For decades, the West has been united in its derision and hatred of the current government of China. Westerners have hurled endless invective regarding China’s supposed human rights violations and have erroneously considered the Chinese people as mere tools of communist propaganda. They aggressively pushed for separatist movements in Hong Kong, Taiwan and Tibet aimed at destroying China’s territorial integrity and weakening its borders. The West frequently predicted the imminent collapse of the Chinese government and its economy, and more ambitious commentators and politicians routinely called for a militaristic overthrow of the Chinese Communist Party altogether. 

Today, China boasts the largest economy on Earth in terms of purchasing power parity with a GDP of over $27 trillion. Chinese telecommunications and smartphone giant Huawei is the largest 5G provider on the planet. The Chinese military, after winning successive wars in Korea (1950), India (1962), Russia (1969) and Vietnam (1979) is currently the largest contributing peacekeeping force in the United Nations. China remains the only nation in the world to successfully send a lunar probe to the far side of the moon. China’s new Belt and Road Initiative aims to resurrect the ancient Silk Road by building the largest global infrastructure project in human history, already gaining 152 foreign signatories. All of this occurred in the last three decades despite continuous efforts by Sinophobes in the U.S. to contain China’s rise.

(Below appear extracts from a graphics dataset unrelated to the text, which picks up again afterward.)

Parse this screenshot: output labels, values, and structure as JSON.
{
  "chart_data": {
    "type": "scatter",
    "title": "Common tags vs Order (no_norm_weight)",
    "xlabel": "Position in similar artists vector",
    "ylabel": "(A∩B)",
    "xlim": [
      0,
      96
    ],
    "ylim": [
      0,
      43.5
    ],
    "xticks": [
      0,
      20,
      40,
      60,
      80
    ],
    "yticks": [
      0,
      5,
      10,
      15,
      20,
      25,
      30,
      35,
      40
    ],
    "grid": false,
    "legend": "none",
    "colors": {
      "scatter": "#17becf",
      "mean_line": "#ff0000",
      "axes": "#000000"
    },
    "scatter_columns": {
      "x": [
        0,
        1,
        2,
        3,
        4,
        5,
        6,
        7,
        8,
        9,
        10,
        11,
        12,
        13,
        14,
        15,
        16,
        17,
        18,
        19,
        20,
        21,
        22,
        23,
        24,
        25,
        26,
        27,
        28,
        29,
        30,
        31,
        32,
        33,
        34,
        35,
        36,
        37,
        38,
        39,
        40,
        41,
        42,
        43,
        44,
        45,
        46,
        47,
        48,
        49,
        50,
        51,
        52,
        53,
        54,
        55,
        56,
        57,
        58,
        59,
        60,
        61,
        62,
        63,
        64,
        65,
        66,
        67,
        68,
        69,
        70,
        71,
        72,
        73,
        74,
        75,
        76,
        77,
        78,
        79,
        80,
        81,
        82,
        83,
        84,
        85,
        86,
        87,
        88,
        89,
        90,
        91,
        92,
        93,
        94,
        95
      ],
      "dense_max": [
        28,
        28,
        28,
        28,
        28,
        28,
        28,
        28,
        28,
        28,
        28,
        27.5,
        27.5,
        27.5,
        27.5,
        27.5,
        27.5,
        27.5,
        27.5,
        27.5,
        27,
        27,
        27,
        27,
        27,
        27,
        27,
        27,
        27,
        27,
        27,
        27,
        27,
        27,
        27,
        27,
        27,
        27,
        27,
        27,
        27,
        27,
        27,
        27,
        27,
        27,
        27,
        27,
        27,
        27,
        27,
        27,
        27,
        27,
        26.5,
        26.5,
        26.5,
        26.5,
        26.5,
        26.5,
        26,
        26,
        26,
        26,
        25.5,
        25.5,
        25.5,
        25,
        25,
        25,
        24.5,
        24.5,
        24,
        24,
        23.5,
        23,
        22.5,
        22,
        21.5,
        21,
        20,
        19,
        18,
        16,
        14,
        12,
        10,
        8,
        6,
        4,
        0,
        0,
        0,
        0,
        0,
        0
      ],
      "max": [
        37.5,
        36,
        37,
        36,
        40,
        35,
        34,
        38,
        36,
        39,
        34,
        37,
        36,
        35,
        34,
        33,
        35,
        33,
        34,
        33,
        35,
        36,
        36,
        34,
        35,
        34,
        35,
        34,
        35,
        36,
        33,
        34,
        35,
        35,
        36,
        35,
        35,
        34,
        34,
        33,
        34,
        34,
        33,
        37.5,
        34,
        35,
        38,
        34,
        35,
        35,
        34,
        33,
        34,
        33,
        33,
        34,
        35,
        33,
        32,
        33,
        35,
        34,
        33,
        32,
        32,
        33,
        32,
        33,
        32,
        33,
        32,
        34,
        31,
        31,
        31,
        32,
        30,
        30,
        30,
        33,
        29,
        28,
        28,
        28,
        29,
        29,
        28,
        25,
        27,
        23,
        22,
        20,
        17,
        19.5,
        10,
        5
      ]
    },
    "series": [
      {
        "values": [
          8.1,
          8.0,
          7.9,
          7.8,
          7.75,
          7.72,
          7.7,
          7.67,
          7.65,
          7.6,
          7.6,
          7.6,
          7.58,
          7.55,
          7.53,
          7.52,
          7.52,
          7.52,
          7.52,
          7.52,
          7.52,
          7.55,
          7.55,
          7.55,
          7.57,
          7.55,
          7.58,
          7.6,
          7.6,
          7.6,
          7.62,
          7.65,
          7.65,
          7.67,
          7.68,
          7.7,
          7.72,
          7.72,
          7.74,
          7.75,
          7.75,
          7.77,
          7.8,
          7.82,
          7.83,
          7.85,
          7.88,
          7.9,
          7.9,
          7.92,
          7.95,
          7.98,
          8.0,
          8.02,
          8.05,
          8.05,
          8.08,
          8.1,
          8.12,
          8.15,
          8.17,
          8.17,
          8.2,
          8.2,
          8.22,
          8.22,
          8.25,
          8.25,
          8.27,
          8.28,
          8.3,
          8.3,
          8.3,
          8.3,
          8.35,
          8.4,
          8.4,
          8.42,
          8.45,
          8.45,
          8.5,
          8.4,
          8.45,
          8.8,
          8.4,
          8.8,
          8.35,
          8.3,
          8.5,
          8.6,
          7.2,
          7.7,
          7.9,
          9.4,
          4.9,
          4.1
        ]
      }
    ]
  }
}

All of these triumphs have not come without costs. Instead of acquiring the respect of the West and the recognition of China as an equal partner, nations such as the U.S. recoil in jealousy, anger and fear. President Trump has recently escalated tensions in the South China Sea by routinely attempting to bully China by rounding up smaller nations to challenge China’s maritime borders — to little avail, as Chinese island construction has aggressively increased. Trump also initiated a destructive trade war with China which has only widened the trade deficit in China’s favor and significantly harmed the U.S. farm industry. Republican Senator Marco Rubio, one of the loudest cheerleaders for Taiwanese separatism, was powerless to stop the Solomon Islands and Kiribati as they both cut ties with Taipei in favor of Beijing. 

The arrogance of the West in its treatment of China isn’t really about human rights or opposition to communism — modern China is by all definitions a capitalist market economy. Instead, it is a relic of 19th and 20th-century history, when a weak China was constantly invaded and tormented by the West through the Opium Wars and the Boxer Rebellion. Even in the aftermath of WWII, during which China lost over 20 million lives resisting the Japanese invasion, the U.S. refused to prosecute Japanese war criminals and instead provided them legal immunity. Shockingly, such tolerance for barbaric atrocities was never applied to their Nazi counterparts. Despite China’s rapid ascent from an impoverished Maoist state to a modern industrial superpower, many Western nations find it incredibly difficult to psychologically adjust to this “underdog” regaining its rightful place in the global order. 

China’s modern prosperity is credited precisely by their refusal to obey the demands of Western nations who want to force democracy on the most populous nation on Earth while also shrinking its borders through separatist movements. The Chinese government’s constant guiding hand over the economy and the military is the sole cause of today’s strong, modern China. After all, no other nation in human history has ever managed to lift over 800 million people out of poverty within the span of three decades.  

Chinese people have every reason to support their government. President Xi boasts a 90% approval rating and China’s international image has surpassed that of the U.S. China has no reason to trust the sincerity of Western critiques on Chinese governance — most of which are borne out of geopolitical insecurity rather than genuine consistency on human rights and peaceful development. China’s modern history is a remarkable miracle of a declining power that was ravaged by foreign invasions who made an incredible comeback through the sheer will of its people. The oldest continuous civilization on Earth with 5,000 years of history is here to stay. Hopefully, the U.S. overcomes its ego and chooses to pursue peace for both great nations.